By DAVID A. COOK
A few weeks ago, 49,000 United Auto Workers at General Motors went on strike. Picket lines formed outside of GM locations around the country.
One of them is here in our own backyard, in Wentzville, where our brothers and sisters at UAW Local 2250 stand picket as they fight the good fight.
When Local 655 partners struck in 2003, the support of the public was critical. Our brothers and sisters in Labor around St. Louis and the entire state stood with us during that challenging time.
In a retail strike, that kind of support is crucial. Retail strikes like ours in 2003 are different than the kind UAW is engaged in right now. At a plant or manufacturing facility, you need to keep the workers out in order to have a successful job action. In retail, you need to get customers to stay out.
Anyone who stood on a picket line can tell you that neither of these things is easy.
Picket lines are hard to maintain. There are logistical challenges that sometimes require scheduling solutions. There are practical challenges, like making sure rain won’t send the picketers scattering or making sure they are equipped to deal with extreme heat or cold.
There are basic challenges, like making sure the men and women who aren’t working as they exercise their right to strike have food and water to sustain them, and making sure their families can continue to function.
That last challenge is often the hardest. A long strike means that families might have to make tough decisions about their budget, and sometimes a company believes that it can wait out a strike by waiting for their own workers to feel the squeeze.

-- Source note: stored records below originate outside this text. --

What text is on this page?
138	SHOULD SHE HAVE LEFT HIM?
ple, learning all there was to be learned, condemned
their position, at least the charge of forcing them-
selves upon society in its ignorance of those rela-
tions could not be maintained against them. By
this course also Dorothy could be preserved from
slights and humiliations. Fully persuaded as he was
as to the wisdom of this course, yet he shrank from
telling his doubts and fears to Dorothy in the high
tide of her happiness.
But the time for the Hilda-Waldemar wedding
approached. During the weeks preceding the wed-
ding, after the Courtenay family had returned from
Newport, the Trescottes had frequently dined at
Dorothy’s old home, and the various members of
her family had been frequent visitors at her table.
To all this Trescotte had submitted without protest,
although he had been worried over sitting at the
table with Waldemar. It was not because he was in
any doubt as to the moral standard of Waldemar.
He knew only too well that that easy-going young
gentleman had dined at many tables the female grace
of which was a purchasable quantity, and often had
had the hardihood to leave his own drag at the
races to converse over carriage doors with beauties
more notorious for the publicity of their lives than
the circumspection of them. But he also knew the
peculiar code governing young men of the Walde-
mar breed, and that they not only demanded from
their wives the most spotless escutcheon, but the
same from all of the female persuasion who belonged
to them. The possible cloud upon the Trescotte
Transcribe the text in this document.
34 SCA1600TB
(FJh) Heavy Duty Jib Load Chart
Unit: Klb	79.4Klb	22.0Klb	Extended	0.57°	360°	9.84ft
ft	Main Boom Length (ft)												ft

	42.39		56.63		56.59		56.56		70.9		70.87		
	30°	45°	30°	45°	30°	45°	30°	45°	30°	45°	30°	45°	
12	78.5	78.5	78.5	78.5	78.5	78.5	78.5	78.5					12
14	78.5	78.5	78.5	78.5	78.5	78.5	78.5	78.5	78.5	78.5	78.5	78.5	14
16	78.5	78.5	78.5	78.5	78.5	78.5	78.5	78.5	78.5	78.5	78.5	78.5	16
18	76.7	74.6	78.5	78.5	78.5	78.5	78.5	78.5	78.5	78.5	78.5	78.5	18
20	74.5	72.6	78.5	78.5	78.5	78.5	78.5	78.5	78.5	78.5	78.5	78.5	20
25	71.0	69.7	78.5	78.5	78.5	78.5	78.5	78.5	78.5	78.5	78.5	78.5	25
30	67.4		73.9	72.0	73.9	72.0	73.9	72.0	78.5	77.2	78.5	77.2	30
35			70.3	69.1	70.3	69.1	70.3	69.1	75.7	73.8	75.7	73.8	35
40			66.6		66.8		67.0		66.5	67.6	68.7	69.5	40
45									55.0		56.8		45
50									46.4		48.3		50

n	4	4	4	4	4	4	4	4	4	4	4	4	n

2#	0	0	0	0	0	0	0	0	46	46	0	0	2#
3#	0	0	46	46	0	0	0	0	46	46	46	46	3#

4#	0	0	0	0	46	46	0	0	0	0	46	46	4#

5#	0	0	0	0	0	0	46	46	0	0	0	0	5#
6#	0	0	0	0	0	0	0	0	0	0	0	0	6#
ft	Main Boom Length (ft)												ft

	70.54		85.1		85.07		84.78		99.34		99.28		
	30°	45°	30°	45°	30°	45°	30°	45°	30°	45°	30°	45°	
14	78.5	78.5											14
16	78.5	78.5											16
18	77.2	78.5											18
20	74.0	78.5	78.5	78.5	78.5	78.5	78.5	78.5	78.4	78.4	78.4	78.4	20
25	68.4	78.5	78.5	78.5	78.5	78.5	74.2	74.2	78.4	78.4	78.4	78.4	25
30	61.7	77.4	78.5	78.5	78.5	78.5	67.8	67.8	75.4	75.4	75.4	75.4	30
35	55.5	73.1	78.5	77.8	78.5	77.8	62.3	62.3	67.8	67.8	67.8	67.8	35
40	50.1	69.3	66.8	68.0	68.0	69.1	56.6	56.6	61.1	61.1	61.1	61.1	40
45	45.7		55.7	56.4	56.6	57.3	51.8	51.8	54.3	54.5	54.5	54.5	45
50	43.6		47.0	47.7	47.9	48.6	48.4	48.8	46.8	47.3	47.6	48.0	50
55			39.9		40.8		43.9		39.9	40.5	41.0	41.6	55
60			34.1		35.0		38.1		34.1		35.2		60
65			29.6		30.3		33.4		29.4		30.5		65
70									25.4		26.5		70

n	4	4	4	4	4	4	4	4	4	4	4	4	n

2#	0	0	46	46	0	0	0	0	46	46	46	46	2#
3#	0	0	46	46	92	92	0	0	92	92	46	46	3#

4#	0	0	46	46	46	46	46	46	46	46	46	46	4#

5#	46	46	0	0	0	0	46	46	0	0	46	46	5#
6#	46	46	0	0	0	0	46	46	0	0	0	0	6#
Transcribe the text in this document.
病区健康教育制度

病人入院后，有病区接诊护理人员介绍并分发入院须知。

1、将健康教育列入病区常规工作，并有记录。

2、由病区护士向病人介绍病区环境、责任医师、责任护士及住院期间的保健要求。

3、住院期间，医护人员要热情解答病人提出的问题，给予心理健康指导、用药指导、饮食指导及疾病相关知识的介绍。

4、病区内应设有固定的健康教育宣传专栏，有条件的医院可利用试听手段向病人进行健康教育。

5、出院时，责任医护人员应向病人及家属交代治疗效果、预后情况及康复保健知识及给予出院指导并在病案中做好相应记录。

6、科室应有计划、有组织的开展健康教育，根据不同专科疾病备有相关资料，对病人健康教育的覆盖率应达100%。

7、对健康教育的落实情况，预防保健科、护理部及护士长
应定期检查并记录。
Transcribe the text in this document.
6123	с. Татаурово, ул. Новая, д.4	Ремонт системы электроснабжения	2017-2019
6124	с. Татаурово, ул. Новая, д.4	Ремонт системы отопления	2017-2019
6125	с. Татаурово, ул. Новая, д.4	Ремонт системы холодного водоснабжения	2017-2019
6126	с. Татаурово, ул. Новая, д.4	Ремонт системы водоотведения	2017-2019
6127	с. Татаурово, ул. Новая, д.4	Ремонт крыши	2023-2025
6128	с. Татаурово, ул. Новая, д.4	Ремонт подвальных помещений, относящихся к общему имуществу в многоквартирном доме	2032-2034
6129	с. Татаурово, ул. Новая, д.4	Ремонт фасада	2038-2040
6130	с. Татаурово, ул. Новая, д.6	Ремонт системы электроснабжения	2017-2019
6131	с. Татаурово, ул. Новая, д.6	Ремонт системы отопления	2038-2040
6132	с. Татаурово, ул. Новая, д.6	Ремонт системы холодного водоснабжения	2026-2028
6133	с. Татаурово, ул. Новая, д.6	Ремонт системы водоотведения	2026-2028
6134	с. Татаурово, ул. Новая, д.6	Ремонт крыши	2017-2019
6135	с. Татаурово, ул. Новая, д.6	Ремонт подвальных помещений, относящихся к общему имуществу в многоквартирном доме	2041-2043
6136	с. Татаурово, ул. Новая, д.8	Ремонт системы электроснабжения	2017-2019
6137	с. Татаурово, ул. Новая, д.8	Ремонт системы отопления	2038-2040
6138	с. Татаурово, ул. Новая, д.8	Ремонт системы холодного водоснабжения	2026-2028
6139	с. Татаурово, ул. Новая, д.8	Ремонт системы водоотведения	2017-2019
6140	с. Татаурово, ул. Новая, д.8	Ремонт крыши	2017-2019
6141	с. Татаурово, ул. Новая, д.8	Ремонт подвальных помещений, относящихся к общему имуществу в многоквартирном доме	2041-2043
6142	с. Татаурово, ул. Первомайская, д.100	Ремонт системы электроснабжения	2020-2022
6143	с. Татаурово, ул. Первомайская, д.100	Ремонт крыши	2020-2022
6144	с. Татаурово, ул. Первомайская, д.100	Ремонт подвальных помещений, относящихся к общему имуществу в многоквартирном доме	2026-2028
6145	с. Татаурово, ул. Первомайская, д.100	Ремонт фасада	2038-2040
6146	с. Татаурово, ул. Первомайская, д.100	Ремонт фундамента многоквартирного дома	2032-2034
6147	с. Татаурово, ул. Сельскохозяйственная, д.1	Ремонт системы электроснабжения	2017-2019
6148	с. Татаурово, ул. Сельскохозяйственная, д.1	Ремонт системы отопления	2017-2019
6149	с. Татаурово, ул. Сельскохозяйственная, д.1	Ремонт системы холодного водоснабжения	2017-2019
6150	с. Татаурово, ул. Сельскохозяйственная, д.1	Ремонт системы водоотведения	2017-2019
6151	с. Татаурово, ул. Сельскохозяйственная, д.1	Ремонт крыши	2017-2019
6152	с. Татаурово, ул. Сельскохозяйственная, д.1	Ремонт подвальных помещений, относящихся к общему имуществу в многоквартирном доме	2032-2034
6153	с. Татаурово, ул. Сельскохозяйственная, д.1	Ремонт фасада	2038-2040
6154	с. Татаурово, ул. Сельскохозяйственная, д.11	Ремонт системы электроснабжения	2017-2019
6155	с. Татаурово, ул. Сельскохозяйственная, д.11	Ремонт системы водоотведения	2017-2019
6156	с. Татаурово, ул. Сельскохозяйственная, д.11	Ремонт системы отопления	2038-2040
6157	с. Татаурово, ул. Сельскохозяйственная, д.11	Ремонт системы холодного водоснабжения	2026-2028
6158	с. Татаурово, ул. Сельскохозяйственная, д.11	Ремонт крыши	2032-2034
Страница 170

LABOR SUPPORT IS IMPERATIVE
This is why the support of the Labor Movement around you is so important during these job actions. Right now, our UAW brothers and sisters are likely feeling the squeeze. It’ll be a few weeks since they’ve had a real paycheck, and their healthcare benefits, initially suspended as retribution by GM, have been re-instated. They are out on a limb, fighting tooth-and-nail to protect their healthcare and secure the wages they deserve.
Last week there was a rally in support of UAW workers, and plenty of St. Louis Labor leaders have expressed their support. (See UAW/GM strike: ‘The eyes of the nation are waiting to see how this fight goes’)
Now I want to call on you, my partners, to help the UAW strikers in their time of need. Over the coming days, and even weeks if necessary, we will be collecting supplies to take to UAW workers. Non-perishable food items are obviously important, but there’s more than that.
Without a real paycheck while you’re on strike, it’s easy to find yourself without the basics that you need and no way to get them. Toothpaste, diapers, laundry detergent, and other household items are in demand as well.
I’m asking the Local 655 partners to step up and help me bring supplies to the UAW picket line. All you have to do is drop off your donation at our Union Hall any time during our business hours and we’ll make sure to deliver them to the hard-working men and women at the UAW who need our support.
Sometimes it’s easy to take for granted the support and love we have in our Union family. It’s easy to think of the camaraderie and the charity and the kindness as something that everyone has, but it’s not. Where else but in the Labor Movement do we see workers stand together and support each other?
Where else can men and women building cars in a factory count on the support and friendship of grocery store workers they might never have met?